Carlene Deutscher, Wilson Centre marketing coordinator, asked what Dickinson has learned from her failures.
“Divorce has taught me a lot. That’s a big failure; I consider that a failure. Not being successful in marriage has taught me a lot about myself as a person…. My biggest failure in business was taking too long to figure out that as an entrepreneur I couldn’t do it myself.”
  After living in Austrailia, Scrimshaw was inspired to start her own business, importing clothing from Australian designers for her proposed store Indulge, which she hopes to open this summer after graduating.
Scrimshaw said she could relate to Dickinson.
  “She wasn’t intimidating or rude or checked her Blackberry every two minutes. She came around and she shook all of our hands,” said Scrimshaw. “Those are the sort of relationship management things that people who are really successful, they get it.
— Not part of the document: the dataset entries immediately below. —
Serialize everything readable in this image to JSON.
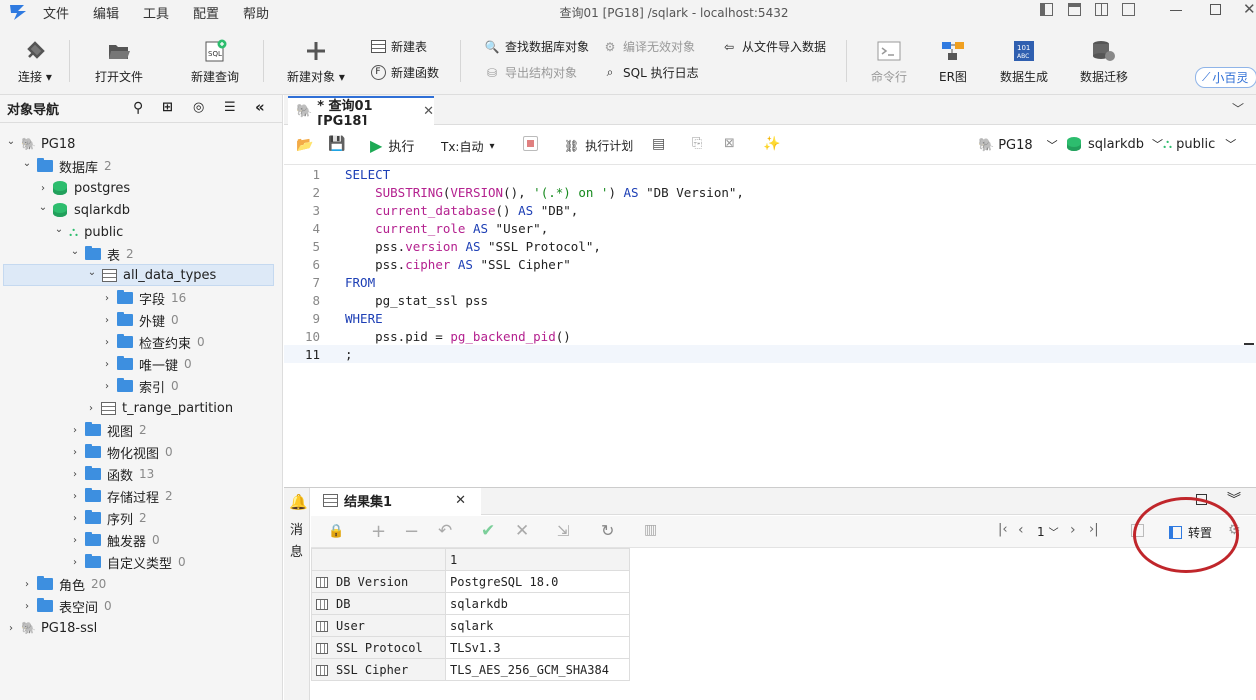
{
  "menu": [
    "文件",
    "编辑",
    "工具",
    "配置",
    "帮助"
  ],
  "window_title": "查询01 [PG18] /sqlark  - localhost:5432",
  "toolbar": {
    "connect": "连接",
    "open_file": "打开文件",
    "new_query": "新建查询",
    "new_object": "新建对象",
    "new_table": "新建表",
    "new_function": "新建函数",
    "find_db_object": "查找数据库对象",
    "compile_invalid": "编译无效对象",
    "import_data": "从文件导入数据",
    "export_structure": "导出结构对象",
    "sql_log": "SQL 执行日志",
    "command_line": "命令行",
    "er_diagram": "ER图",
    "data_gen": "数据生成",
    "data_migrate": "数据迁移",
    "assistant": "小百灵"
  },
  "nav": {
    "title": "对象导航",
    "tree": [
      {
        "label": "PG18",
        "count": "",
        "depth": 0,
        "icon": "pg",
        "open": true
      },
      {
        "label": "数据库",
        "count": "2",
        "depth": 1,
        "icon": "folder",
        "open": true
      },
      {
        "label": "postgres",
        "count": "",
        "depth": 2,
        "icon": "db",
        "open": false
      },
      {
        "label": "sqlarkdb",
        "count": "",
        "depth": 2,
        "icon": "db",
        "open": true
      },
      {
        "label": "public",
        "count": "",
        "depth": 3,
        "icon": "schema",
        "open": true
      },
      {
        "label": "表",
        "count": "2",
        "depth": 4,
        "icon": "folder",
        "open": true
      },
      {
        "label": "all_data_types",
        "count": "",
        "depth": 5,
        "icon": "table",
        "open": true,
        "selected": true
      },
      {
        "label": "字段",
        "count": "16",
        "depth": 6,
        "icon": "folder",
        "open": false
      },
      {
        "label": "外键",
        "count": "0",
        "depth": 6,
        "icon": "folder",
        "open": false
      },
      {
        "label": "检查约束",
        "count": "0",
        "depth": 6,
        "icon": "folder",
        "open": false
      },
      {
        "label": "唯一键",
        "count": "0",
        "depth": 6,
        "icon": "folder",
        "open": false
      },
      {
        "label": "索引",
        "count": "0",
        "depth": 6,
        "icon": "folder",
        "open": false
      },
      {
        "label": "t_range_partition",
        "count": "",
        "depth": 5,
        "icon": "table",
        "open": false
      },
      {
        "label": "视图",
        "count": "2",
        "depth": 4,
        "icon": "folder",
        "open": false
      },
      {
        "label": "物化视图",
        "count": "0",
        "depth": 4,
        "icon": "folder",
        "open": false
      },
      {
        "label": "函数",
        "count": "13",
        "depth": 4,
        "icon": "folder",
        "open": false
      },
      {
        "label": "存储过程",
        "count": "2",
        "depth": 4,
        "icon": "folder",
        "open": false
      },
      {
        "label": "序列",
        "count": "2",
        "depth": 4,
        "icon": "folder",
        "open": false
      },
      {
        "label": "触发器",
        "count": "0",
        "depth": 4,
        "icon": "folder",
        "open": false
      },
      {
        "label": "自定义类型",
        "count": "0",
        "depth": 4,
        "icon": "folder",
        "open": false
      },
      {
        "label": "角色",
        "count": "20",
        "depth": 1,
        "icon": "folder",
        "open": false
      },
      {
        "label": "表空间",
        "count": "0",
        "depth": 1,
        "icon": "folder",
        "open": false
      },
      {
        "label": "PG18-ssl",
        "count": "",
        "depth": 0,
        "icon": "pg",
        "open": false
      }
    ]
  },
  "tab": {
    "label": "* 查询01 [PG18]"
  },
  "editor_toolbar": {
    "execute": "执行",
    "tx_mode": "Tx:自动",
    "explain_plan": "执行计划",
    "connection": "PG18",
    "database": "sqlarkdb",
    "schema": "public"
  },
  "sql_lines": [
    "SELECT",
    "    SUBSTRING(VERSION(), '(.*) on ') AS \"DB Version\",",
    "    current_database() AS \"DB\",",
    "    current_role AS \"User\",",
    "    pss.version AS \"SSL Protocol\",",
    "    pss.cipher AS \"SSL Cipher\"",
    "FROM",
    "    pg_stat_ssl pss",
    "WHERE",
    "    pss.pid = pg_backend_pid()",
    ";"
  ],
  "results": {
    "side_label": "消息",
    "tab_label": "结果集1",
    "page": "1",
    "transpose_label": "转置",
    "column_header": "1",
    "rows": [
      {
        "name": "DB Version",
        "value": "PostgreSQL 18.0"
      },
      {
        "name": "DB",
        "value": "sqlarkdb"
      },
      {
        "name": "User",
        "value": "sqlark"
      },
      {
        "name": "SSL Protocol",
        "value": "TLSv1.3"
      },
      {
        "name": "SSL Cipher",
        "value": "TLS_AES_256_GCM_SHA384"
      }
    ]
  }
}
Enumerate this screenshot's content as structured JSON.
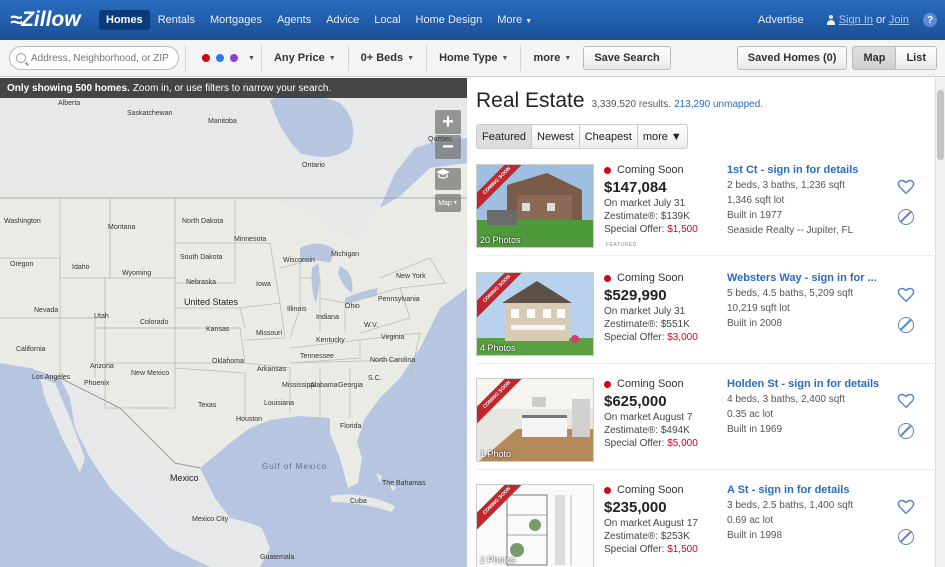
{
  "nav": {
    "logo_text": "Zillow",
    "links": [
      {
        "label": "Homes",
        "active": true
      },
      {
        "label": "Rentals"
      },
      {
        "label": "Mortgages"
      },
      {
        "label": "Agents"
      },
      {
        "label": "Advice"
      },
      {
        "label": "Local"
      },
      {
        "label": "Home Design"
      },
      {
        "label": "More",
        "caret": "▼"
      }
    ],
    "advertise": "Advertise",
    "sign_in": "Sign In",
    "or": "or",
    "join": "Join",
    "help": "?"
  },
  "filters": {
    "search_placeholder": "Address, Neighborhood, or ZIP",
    "dot_colors": [
      "#d0021b",
      "#2a7de1",
      "#8a3fd1"
    ],
    "caret": "▼",
    "price": "Any Price",
    "beds": "0+ Beds",
    "home_type": "Home Type",
    "more": "more",
    "save_search": "Save Search",
    "saved_homes": "Saved Homes (0)",
    "map": "Map",
    "list": "List"
  },
  "map": {
    "banner_bold": "Only showing 500 homes.",
    "banner_text": "Zoom in, or use filters to narrow your search.",
    "zoom_in": "+",
    "zoom_out": "−",
    "map_type": "Map",
    "labels": {
      "alberta": "Alberta",
      "saskatchewan": "Saskatchewan",
      "manitoba": "Manitoba",
      "ontario": "Ontario",
      "quebec": "Quebec",
      "washington": "Washington",
      "montana": "Montana",
      "north_dakota": "North Dakota",
      "minnesota": "Minnesota",
      "oregon": "Oregon",
      "idaho": "Idaho",
      "wyoming": "Wyoming",
      "south_dakota": "South Dakota",
      "wisconsin": "Wisconsin",
      "michigan": "Michigan",
      "nebraska": "Nebraska",
      "iowa": "Iowa",
      "united_states": "United States",
      "nevada": "Nevada",
      "utah": "Utah",
      "colorado": "Colorado",
      "illinois": "Illinois",
      "indiana": "Indiana",
      "ohio": "Ohio",
      "pennsylvania": "Pennsylvania",
      "new_york": "New York",
      "kansas": "Kansas",
      "missouri": "Missouri",
      "kentucky": "Kentucky",
      "west_virginia": "W.V.",
      "virginia": "Virginia",
      "california": "California",
      "arizona": "Arizona",
      "new_mexico": "New Mexico",
      "oklahoma": "Oklahoma",
      "tennessee": "Tennessee",
      "north_carolina": "North Carolina",
      "arkansas": "Arkansas",
      "south_carolina": "S.C.",
      "los_angeles": "Los Angeles",
      "phoenix": "Phoenix",
      "texas": "Texas",
      "mississippi": "Mississippi",
      "alabama": "Alabama",
      "georgia": "Georgia",
      "louisiana": "Louisiana",
      "houston": "Houston",
      "florida": "Florida",
      "gulf_of_mexico": "Gulf of Mexico",
      "mexico": "Mexico",
      "the_bahamas": "The Bahamas",
      "cuba": "Cuba",
      "mexico_city": "Mexico City",
      "guatemala": "Guatemala"
    }
  },
  "results": {
    "title": "Real Estate",
    "count": "3,339,520 results.",
    "unmapped": "213,290 unmapped.",
    "sort_tabs": [
      "Featured",
      "Newest",
      "Cheapest",
      "more ▼"
    ],
    "ribbon": "COMING SOON",
    "featured_label": "FEATURED",
    "listings": [
      {
        "status": "Coming Soon",
        "price": "$147,084",
        "market": "On market July 31",
        "zestimate_label": "Zestimate®:",
        "zestimate": "$139K",
        "offer_label": "Special Offer:",
        "offer": "$1,500",
        "photos": "20 Photos",
        "address": "1st Ct - sign in for details",
        "details": [
          "2 beds, 3 baths, 1,236 sqft",
          "1,346 sqft lot",
          "Built in 1977",
          "Seaside Realty -- Jupiter, FL"
        ]
      },
      {
        "status": "Coming Soon",
        "price": "$529,990",
        "market": "On market July 31",
        "zestimate_label": "Zestimate®:",
        "zestimate": "$551K",
        "offer_label": "Special Offer:",
        "offer": "$3,000",
        "photos": "4 Photos",
        "address": "Websters Way - sign in for ...",
        "details": [
          "5 beds, 4.5 baths, 5,209 sqft",
          "10,219 sqft lot",
          "Built in 2008"
        ]
      },
      {
        "status": "Coming Soon",
        "price": "$625,000",
        "market": "On market August 7",
        "zestimate_label": "Zestimate®:",
        "zestimate": "$494K",
        "offer_label": "Special Offer:",
        "offer": "$5,000",
        "photos": "1 Photo",
        "address": "Holden St - sign in for details",
        "details": [
          "4 beds, 3 baths, 2,400 sqft",
          "0.35 ac lot",
          "Built in 1969"
        ]
      },
      {
        "status": "Coming Soon",
        "price": "$235,000",
        "market": "On market August 17",
        "zestimate_label": "Zestimate®:",
        "zestimate": "$253K",
        "offer_label": "Special Offer:",
        "offer": "$1,500",
        "photos": "2 Photos",
        "address": "A St - sign in for details",
        "details": [
          "3 beds, 2.5 baths, 1,400 sqft",
          "0.69 ac lot",
          "Built in 1998"
        ]
      }
    ]
  }
}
She was human. For everything else, she cut the BS and she got right to it.”
As for the female-tailored advice, Scrimshaw said it was nice to hear a successful woman talk about her experiences.
  “We can’t say that (men and women are) equal because we’re not, we’re different. We have to acknowledge those differences and work with them”¦. Women have strengths that men don’t have.”
“We (employers) check Facebook to find out what’s going on with the people we hire…. You each have a brand and you each have an obligation to manage your brand and no one else will do it for you. If you don’t manage a brand, it will manage you.”
“Nothing beats face to face communication.”
“You need to find where your strengths are and then shine. Don’t be afraid of what you know, but don’t let your insecurities personally drive your business behaviour either.”
“The passion I have for my children, which is unconditional love, is the same passion I have for my business. Nobody was going to take me off that path. If you just have a job or you create a business because you feel like you should, you won’t succeed.”
“My mentor is the person sitting right next to me…. Never be afraid to ask the person sitting right next to you about themselves. You’ll be amazed at what you learn.”
“You will never be strong mentally if you’re not strong physically. The best stress relief I have happens to be running. I weight-train and I run.”